Among the things Smith might be able to testify about is the novelty of the current Trump prosecution. Merchan will not allow it. “Defendant seeks to elicit from Smith, among other things, that at the time Cohen paid Daniels, there had never been a case in which anyone had been convicted of a federal campaign finance law violation for the making of ‘hush money payments,'” Merchan wrote. Smith might also be asked about “the facts surrounding the trial of former U.S. Senator and presidential candidate John Edwards, his subsequent acquittal, and that the case was heavily criticized.” Merchan will not allow it.

Other things Smith might be able to testify about are the FEC’s decision to dismiss a complaint against Trump for this very matter and the Justice Department’s decision not to prosecute Trump for the same set of actions. But Merchan said Smith cannot say a word about those matters. “That the FEC dismissed the complaint against defendant and the DOJ decided against prosecuting defendant for potential FECA violations are probative of nothing,” Merchan wrote on March 18. “These matters are therefore irrelevant and defendant is precluded from eliciting testimony or introducing evidence or both.”

So Smith can talk about none of that. None of it.
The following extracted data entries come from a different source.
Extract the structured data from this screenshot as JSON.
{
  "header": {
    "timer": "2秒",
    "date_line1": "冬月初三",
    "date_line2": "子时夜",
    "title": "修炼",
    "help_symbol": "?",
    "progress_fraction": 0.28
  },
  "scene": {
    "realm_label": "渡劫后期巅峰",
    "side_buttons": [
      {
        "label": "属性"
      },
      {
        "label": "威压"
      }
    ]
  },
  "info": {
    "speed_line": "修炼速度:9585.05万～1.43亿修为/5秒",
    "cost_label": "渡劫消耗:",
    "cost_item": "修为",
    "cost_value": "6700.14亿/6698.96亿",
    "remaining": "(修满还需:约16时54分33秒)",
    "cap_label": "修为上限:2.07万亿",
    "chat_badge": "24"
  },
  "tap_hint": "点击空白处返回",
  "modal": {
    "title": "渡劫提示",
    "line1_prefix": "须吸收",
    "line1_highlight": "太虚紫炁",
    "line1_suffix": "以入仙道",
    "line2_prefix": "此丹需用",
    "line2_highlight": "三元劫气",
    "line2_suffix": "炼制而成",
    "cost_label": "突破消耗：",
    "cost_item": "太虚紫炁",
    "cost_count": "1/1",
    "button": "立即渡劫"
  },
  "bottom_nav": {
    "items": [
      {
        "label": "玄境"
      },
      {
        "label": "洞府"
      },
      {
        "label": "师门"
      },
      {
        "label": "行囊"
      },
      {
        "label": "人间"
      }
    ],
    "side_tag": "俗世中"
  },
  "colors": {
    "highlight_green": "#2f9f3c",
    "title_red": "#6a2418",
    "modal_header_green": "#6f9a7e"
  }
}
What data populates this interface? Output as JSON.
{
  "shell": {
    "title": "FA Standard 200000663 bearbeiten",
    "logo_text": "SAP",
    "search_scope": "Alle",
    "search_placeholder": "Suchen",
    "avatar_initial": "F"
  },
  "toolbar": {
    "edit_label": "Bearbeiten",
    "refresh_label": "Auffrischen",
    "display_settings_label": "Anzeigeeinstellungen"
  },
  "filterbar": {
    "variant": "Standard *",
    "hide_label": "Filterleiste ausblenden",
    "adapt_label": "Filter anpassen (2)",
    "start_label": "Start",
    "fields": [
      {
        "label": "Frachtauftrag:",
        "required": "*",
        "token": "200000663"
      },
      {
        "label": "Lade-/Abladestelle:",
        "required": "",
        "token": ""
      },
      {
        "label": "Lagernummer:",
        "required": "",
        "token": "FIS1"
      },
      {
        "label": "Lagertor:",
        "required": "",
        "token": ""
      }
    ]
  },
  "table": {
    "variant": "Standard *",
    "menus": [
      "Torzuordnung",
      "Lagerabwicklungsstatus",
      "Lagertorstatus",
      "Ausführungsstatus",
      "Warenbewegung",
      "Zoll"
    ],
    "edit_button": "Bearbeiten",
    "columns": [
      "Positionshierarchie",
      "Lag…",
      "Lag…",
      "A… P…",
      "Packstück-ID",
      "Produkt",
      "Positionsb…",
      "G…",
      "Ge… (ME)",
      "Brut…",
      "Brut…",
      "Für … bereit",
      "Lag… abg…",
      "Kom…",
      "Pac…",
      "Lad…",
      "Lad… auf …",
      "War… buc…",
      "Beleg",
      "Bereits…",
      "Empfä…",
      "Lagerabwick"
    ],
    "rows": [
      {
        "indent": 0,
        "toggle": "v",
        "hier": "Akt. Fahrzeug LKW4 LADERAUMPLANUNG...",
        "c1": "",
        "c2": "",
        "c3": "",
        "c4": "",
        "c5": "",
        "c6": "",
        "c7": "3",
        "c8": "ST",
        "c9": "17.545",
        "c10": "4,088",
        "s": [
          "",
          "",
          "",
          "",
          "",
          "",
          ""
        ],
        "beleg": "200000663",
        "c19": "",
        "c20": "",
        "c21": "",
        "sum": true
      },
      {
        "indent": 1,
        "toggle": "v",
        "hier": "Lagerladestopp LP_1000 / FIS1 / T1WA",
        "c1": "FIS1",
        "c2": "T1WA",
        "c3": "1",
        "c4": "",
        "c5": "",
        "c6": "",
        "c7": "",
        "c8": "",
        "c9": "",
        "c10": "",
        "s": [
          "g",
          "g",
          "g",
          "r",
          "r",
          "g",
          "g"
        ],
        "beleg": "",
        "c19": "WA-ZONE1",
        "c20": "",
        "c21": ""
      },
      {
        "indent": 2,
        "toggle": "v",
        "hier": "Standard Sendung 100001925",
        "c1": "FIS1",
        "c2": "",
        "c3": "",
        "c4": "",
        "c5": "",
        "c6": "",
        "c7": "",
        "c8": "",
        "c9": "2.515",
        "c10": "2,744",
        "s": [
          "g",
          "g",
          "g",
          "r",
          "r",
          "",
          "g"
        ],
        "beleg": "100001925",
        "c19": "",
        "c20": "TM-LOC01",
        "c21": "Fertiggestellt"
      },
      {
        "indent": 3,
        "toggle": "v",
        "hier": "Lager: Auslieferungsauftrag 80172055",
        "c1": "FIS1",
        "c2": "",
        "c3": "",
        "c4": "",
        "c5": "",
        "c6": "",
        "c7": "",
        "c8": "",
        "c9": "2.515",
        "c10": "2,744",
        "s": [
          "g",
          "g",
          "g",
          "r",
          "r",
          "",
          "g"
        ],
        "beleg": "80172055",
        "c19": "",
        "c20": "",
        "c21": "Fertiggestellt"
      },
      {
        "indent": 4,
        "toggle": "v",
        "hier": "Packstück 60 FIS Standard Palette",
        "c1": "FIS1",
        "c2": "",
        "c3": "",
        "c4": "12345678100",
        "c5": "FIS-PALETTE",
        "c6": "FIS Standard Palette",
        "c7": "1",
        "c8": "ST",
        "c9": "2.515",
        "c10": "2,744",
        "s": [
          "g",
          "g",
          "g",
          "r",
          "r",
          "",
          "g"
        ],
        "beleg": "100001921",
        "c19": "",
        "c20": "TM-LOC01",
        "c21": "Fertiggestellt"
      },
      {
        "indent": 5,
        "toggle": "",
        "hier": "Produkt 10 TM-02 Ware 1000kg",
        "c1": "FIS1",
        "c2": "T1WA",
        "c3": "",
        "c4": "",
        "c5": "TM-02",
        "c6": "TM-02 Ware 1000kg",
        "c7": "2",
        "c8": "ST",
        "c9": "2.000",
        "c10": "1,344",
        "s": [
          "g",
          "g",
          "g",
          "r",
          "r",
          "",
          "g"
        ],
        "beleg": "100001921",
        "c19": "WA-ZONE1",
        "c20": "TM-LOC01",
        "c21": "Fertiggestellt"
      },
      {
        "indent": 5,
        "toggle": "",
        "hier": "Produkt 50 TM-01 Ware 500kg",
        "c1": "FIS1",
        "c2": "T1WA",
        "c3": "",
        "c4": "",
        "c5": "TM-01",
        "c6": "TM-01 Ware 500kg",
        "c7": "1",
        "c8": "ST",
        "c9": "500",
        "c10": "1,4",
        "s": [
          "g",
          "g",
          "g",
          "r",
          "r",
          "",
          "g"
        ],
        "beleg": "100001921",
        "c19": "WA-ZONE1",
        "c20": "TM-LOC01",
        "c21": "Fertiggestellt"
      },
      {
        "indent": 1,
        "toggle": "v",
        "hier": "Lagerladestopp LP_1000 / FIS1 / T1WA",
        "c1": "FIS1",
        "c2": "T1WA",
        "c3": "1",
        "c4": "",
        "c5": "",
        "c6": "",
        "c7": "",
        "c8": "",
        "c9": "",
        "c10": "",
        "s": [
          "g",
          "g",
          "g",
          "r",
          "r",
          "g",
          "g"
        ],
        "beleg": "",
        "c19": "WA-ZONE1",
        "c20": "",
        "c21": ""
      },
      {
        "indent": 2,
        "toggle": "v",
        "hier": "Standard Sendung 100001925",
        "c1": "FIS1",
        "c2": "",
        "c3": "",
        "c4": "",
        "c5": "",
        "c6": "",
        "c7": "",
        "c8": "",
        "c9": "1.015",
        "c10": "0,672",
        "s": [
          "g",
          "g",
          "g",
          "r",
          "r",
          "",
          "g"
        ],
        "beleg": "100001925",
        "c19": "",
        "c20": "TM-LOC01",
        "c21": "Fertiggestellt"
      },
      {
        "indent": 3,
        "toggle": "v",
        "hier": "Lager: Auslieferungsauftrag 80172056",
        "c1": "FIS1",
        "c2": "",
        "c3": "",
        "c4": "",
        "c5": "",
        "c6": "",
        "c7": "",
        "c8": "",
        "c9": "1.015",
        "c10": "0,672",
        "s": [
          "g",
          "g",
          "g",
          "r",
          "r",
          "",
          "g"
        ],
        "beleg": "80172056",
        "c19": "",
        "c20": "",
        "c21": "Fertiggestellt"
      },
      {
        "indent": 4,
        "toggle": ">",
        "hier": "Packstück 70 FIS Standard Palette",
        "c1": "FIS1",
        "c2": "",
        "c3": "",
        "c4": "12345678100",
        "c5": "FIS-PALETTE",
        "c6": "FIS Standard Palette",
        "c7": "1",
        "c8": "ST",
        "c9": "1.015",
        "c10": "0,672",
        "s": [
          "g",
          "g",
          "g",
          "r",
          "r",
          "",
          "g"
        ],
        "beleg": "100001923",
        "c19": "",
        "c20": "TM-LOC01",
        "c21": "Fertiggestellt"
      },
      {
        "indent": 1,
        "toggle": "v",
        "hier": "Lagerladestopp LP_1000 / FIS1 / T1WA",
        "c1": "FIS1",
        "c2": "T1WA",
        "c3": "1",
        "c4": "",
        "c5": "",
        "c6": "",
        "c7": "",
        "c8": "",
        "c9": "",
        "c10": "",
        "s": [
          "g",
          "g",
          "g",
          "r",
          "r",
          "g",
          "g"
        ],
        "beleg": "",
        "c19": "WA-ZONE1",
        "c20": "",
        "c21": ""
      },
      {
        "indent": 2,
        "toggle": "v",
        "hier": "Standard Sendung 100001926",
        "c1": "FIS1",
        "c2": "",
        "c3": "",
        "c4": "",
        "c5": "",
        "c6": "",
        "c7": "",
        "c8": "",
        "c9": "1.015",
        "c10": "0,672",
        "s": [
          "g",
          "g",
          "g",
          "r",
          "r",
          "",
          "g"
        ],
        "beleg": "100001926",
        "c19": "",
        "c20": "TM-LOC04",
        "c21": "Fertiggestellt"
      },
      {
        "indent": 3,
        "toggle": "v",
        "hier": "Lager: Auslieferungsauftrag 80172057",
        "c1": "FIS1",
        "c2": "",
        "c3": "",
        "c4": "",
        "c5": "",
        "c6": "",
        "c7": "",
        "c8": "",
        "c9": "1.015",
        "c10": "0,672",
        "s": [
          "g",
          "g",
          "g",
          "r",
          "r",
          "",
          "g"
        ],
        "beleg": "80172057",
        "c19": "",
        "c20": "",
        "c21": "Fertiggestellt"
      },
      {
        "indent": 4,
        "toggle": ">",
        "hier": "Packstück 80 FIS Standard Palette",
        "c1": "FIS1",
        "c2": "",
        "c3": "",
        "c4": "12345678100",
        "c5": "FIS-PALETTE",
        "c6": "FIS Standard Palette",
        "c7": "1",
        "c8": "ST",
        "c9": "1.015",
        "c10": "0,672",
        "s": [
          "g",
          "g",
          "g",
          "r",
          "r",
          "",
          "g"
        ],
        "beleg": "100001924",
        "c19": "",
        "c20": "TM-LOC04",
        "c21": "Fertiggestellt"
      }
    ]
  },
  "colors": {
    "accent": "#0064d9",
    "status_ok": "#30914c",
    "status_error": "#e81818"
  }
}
The only topics Merchan will allow Smith to “testify generally” on are the “general background as to what the Federal Campaign Commission is, background as to who makes up the FEC, what the FEC’s function is, what laws, if any, the FEC is responsible for enforcing, and general definitions and terms that relate directly to this case, such as for example ‘campaign contribution,'” Merchan wrote.

Another way of saying it is that Trump isn’t the only one under a gag order in this trial. If prosecutors decide to pursue an alleged campaign finance violation as the essential “other crime” in this case — and remember, there is no prosecution without the “other crime” — then Smith would be one of the most knowledgeable and experienced witnesses who could be called to testify. Under Merchan’s restrictions, the jury will get to hear very little of what Smith has to say.